As the Lok Sabha election 2019 is round the corner, about 500 girls from Assam, aged between 14 to 19 years, have prepared a ‘Children’s Agenda’ focusing on health, nutrition, education, sanitation, hygiene, water and protection of children.
The group of girls has already approached politicians of different political parties of the State to include their concerns such as flood-resilient infrastructure in the election manifestos of the political parties for upcoming parliamentary polls, say media reports.
The children and the teens have asked whether the disaster-prone areas in Assam have been given priority by the parties.
As per reports, more than 500 children prepared the ‘Children’s Agenda’ under the guidance of UNICEF, Assam and the Adolescent and Children Rights Network, Assam (ACRNA), a forum of 21 NGOs working for children in the State where raging floods hit millions of people in the State.
The report quoted Chiranjib Kakoty of ACRNA as saying: “The children voiced their request for flood-resilient infrastructure, particularly schools. They said beyond erosion, the main issue was flooding because they were not in a position to attend schools… the schools were not accessible.”

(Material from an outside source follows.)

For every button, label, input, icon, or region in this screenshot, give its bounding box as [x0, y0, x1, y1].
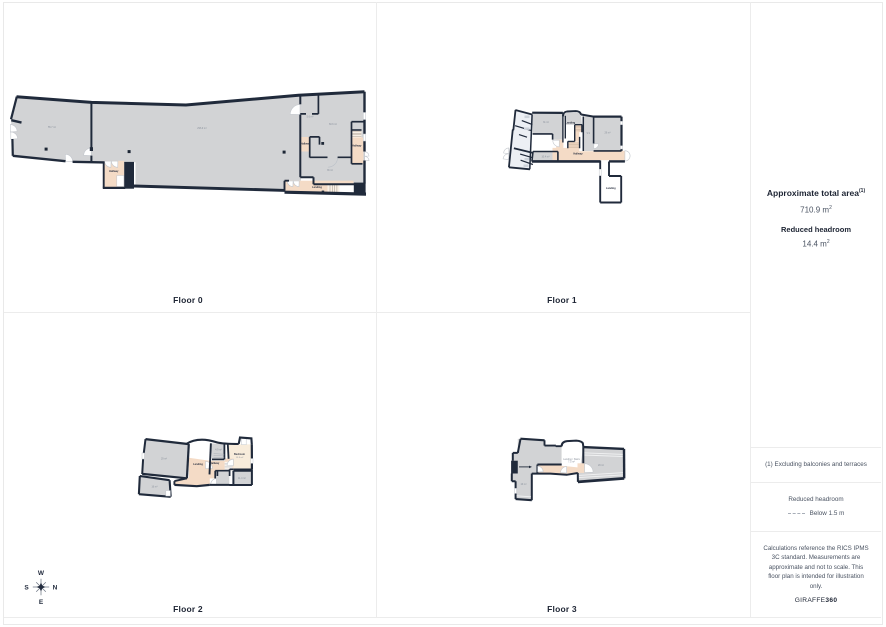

It is a known fact that during floods, hundreds of schools across Assam remain submerged and hundreds of others are turned into relief camps for giving shelter to the flood-hit people affecting education of the school children.
Besides other issues, the issues of the challenge of availing safe drinking water during the flood season and lack of proper toilets during the disaster have been raised.
A group of teenage girls has already handed over the copies of the agenda and discussed their concerns with five political parties including the Bharatiya Janata Party (BJP), Asom Gana Parishad (AGP) and the Congress.
The report quoted further quoted Kakoty as saying: “The idea of having some residential facility in the season because what happens is sometimes the distance between the place of residence and the school is so great that even if you have resilient infrastructure if you can’t access them, it has no meaning at all for them.”
Kakoty also said: “Once you drop out of school the spiralling down begins. It could be child labour, it could be child marriage and sometimes it could also be child trafficking.”